O Jornalista Clóvis Rossi traz análise importante sobre a estratégia do mercado financeiro em privatizar os lucros e socializar os prejuízos, a exemplo que ocorre na Europa, diante da crise da Grécia. Verdade, que este período de instabilidade no velho mundo não se resolveu, outros países parecem caminhar para depressões econômicas. Texto publicado pelo jornal Folha de S. Paulo, dia 15 de maio de 2010.
CLÓVIS ROSSI
Aqueles olhos azuis atacam de novo
Sociedade é obrigada a pagar, no Brasil e no mundo, a conta de uma crise econômica que foi provocada pelos bancos |
MADRI - Anthony Giddens, ex-diretor da respeitada London School of Economics, foi o principal ideólogo do "Novo Trabalhismo" ou "Terceira Via", a fórmula que Tony Blair/Gordon Brown implantaram no Reino Unido, a partir de 1997.
Tratava-se de uma tentativa de achar um ponto intermediário entre o viés estatizante presente no DNA da social-democracia, de que o trabalhismo é o ramo britânico, e o liberalismo puro e duro.
Treze anos e uma derrota depois, Giddens faz um balanço (positivo, como era de se esperar) do experimento, mas aponta como um de seus grandes erros a submissão aos mercados financeiros: "Os líderes trabalhistas teriam que deixar muito claro que reconhecer as virtudes dos mercados não equivale de modo algum a prostrar-se ante eles", escreveu ao "El País".
Vale para o Reino Unido, vale para o mundo, vale para o Brasil. Sobre o Brasil, uma pequena ajuda-memória: na campanha de 2002, os tais mercados atacaram a economia brasileira por todos os lados no pressuposto de que, se Lula vencesse, daria o calote. Era necessário, pois, sugar o máximo de dinheiro possível como um, digamos, habeas corpus preventivo para a moratória.
(Detalhes dessa ofensiva aparecem cristalinos em conversa entre a Folha e George Soros, publicada dia 8/6/2002, sob o título "Soros diz que EUA irão impor Serra e que Lula seria o caos").
Resultado da ofensiva: Lula foi obrigado a impetrar o seu próprio habeas corpus contra a desestabilização, na forma da nomeação de Henrique de Campos Meirelles para o Banco Central. Meirelles fora presidente de um dos grandes nomes do mercado (o BankBoston) e se elegera pelo PSDB, o grande adversário de Lula.
Oito anos depois, Lula parece vingar-se, com as seguidas críticas aos banqueiros de olhos azuis que seriam os responsáveis pela crise global.

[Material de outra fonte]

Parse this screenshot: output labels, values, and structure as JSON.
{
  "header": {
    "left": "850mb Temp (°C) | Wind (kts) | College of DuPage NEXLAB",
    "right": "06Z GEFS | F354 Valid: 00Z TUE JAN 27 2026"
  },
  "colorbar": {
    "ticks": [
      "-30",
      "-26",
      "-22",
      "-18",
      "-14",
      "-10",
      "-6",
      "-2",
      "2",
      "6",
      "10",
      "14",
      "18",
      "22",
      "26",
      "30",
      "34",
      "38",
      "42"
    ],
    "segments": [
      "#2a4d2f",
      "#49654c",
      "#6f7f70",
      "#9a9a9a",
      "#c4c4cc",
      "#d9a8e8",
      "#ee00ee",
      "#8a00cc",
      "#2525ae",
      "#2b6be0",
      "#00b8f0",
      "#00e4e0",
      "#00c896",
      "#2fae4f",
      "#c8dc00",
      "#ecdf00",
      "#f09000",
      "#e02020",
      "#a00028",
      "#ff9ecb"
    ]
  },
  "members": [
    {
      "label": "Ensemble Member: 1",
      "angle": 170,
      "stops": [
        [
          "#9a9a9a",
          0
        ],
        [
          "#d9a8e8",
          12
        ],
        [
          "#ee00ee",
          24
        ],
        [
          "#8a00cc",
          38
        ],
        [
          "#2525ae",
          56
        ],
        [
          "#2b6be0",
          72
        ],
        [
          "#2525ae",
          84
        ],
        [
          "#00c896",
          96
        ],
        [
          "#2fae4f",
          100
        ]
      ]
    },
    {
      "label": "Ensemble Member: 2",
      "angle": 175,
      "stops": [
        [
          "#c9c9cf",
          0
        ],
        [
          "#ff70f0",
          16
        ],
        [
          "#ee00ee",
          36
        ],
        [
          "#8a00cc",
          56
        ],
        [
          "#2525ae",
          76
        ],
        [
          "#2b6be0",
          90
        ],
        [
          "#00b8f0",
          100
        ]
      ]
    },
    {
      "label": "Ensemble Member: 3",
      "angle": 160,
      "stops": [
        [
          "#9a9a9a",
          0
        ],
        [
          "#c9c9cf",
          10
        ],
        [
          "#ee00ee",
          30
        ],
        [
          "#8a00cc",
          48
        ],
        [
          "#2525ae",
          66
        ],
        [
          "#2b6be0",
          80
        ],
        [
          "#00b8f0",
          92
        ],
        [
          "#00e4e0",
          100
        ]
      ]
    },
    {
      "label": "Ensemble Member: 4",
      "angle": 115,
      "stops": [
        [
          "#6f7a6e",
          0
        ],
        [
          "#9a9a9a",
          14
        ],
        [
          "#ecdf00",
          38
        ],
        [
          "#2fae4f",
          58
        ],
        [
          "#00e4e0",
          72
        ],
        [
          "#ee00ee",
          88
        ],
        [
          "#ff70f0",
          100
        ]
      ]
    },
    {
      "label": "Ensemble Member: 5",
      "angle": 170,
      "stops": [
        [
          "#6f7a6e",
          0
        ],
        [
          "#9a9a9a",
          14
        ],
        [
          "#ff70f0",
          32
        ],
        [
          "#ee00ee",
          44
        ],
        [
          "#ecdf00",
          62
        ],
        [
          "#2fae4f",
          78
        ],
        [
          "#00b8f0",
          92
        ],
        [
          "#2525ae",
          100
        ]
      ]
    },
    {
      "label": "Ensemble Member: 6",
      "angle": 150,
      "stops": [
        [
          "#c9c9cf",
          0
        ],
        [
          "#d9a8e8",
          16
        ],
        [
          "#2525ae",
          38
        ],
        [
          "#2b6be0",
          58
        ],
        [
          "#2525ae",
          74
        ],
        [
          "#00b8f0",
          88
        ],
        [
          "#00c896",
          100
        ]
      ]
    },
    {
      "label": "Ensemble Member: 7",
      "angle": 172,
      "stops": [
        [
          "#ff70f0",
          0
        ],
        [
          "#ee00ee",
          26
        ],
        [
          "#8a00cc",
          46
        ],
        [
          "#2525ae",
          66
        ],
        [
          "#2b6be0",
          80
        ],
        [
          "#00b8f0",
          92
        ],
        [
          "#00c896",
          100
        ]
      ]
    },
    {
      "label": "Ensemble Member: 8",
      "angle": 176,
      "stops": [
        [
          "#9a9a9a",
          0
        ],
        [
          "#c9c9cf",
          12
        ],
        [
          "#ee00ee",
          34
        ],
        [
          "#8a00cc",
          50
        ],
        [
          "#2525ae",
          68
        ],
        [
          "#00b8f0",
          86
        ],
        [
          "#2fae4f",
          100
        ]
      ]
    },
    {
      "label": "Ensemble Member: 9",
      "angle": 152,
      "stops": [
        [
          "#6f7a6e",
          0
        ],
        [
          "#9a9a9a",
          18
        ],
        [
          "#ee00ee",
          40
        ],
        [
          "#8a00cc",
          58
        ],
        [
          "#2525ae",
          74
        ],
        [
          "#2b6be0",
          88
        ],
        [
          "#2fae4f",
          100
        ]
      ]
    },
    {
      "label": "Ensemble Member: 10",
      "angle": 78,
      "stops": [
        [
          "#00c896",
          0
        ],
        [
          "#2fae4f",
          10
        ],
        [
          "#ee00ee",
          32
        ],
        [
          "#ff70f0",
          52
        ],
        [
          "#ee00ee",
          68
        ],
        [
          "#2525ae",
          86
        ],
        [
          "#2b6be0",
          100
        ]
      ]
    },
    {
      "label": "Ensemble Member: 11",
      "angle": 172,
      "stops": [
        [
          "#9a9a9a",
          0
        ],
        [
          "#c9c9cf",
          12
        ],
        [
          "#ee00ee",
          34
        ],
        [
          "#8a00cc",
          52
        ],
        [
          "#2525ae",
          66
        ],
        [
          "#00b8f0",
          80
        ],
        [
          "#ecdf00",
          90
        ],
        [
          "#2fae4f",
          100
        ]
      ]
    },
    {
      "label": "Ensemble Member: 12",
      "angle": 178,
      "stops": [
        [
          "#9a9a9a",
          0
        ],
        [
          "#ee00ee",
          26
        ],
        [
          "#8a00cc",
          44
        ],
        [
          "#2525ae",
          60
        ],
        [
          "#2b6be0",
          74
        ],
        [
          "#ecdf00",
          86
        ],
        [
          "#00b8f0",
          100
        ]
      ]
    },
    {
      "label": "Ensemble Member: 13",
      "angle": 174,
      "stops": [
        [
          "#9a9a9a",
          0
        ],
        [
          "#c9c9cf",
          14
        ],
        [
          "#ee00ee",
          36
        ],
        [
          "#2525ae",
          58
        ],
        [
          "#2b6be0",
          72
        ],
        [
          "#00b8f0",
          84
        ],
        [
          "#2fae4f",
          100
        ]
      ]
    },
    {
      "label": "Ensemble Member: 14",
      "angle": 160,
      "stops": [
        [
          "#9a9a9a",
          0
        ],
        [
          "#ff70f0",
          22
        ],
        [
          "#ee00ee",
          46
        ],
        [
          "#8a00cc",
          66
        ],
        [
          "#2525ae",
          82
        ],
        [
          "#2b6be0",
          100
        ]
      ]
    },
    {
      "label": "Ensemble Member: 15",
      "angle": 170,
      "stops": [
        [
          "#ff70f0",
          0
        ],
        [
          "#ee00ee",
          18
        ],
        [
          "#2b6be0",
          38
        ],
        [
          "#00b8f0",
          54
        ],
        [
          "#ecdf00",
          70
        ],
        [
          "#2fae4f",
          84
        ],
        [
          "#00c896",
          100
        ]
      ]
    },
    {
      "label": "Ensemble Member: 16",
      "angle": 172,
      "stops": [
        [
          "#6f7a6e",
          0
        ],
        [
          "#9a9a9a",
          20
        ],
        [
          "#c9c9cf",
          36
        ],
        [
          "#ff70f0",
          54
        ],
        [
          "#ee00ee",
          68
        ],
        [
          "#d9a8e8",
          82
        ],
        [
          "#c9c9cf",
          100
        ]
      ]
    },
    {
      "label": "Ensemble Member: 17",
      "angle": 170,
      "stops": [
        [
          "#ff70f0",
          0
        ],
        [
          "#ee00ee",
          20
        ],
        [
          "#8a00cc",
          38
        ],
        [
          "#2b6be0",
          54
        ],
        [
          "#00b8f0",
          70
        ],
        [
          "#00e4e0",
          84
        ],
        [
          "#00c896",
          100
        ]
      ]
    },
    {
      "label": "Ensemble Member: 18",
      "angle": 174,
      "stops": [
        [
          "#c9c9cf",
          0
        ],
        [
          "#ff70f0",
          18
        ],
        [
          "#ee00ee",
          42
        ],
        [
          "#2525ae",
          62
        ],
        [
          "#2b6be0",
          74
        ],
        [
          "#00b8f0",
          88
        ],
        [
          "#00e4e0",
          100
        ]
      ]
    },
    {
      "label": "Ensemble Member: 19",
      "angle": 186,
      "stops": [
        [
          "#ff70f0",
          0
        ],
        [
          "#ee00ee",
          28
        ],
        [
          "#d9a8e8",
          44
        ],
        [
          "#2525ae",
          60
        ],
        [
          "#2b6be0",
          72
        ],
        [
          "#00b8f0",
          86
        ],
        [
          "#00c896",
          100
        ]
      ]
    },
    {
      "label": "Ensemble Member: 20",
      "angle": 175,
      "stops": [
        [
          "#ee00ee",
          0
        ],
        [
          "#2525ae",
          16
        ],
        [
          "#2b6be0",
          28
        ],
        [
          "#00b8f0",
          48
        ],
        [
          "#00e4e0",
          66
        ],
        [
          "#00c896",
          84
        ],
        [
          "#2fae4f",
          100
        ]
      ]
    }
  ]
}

Ontem, voltou ao assunto, ao dizer que "foi feito muito pouco para resolver os problemas da crise econômica e parece que ela volta mais forte que em 2008, por pura irresponsabilidade, por falta de controle do sistema financeiro".
Vale acrescentar declaração de Martine Aubry, a secretária-geral do Partido Socialista francês, reproduzida ontem por "El País". Ao comentar a demora da União Europeia para sair em socorro da Grécia, Aubry disse: "Para salvar os povos, como no caso grego, ninguém é capaz de pôr-se de acordo. Só quando correm perigo as bolsas e os mercados".
Tem razão: quando os bancos correram perigo, logo após a quebra do Lehman Brothers, em 2008, os governos socializaram os prejuízos, sem socializar os lucros, que seguem em mãos privadas. Pior: a prostração ante os mercados apontada por Giddens acabou levando o sistema financeiro a cobrar, agora, a redução abrupta dos deficit provocados pela ajuda a setores privados.
Observa Paul De Grauwe, da Universidade holandesa de Lovaina, em nota para o Centro de Estudos de Políticas Europeias: "A fonte da crise da dívida dos governos é a libertinagem passada de grandes segmentos do setor privado, e em particular do setor financeiro". Agora ou os governos se erguem da prostração ou a "libertinagem" prostrará também as sociedades.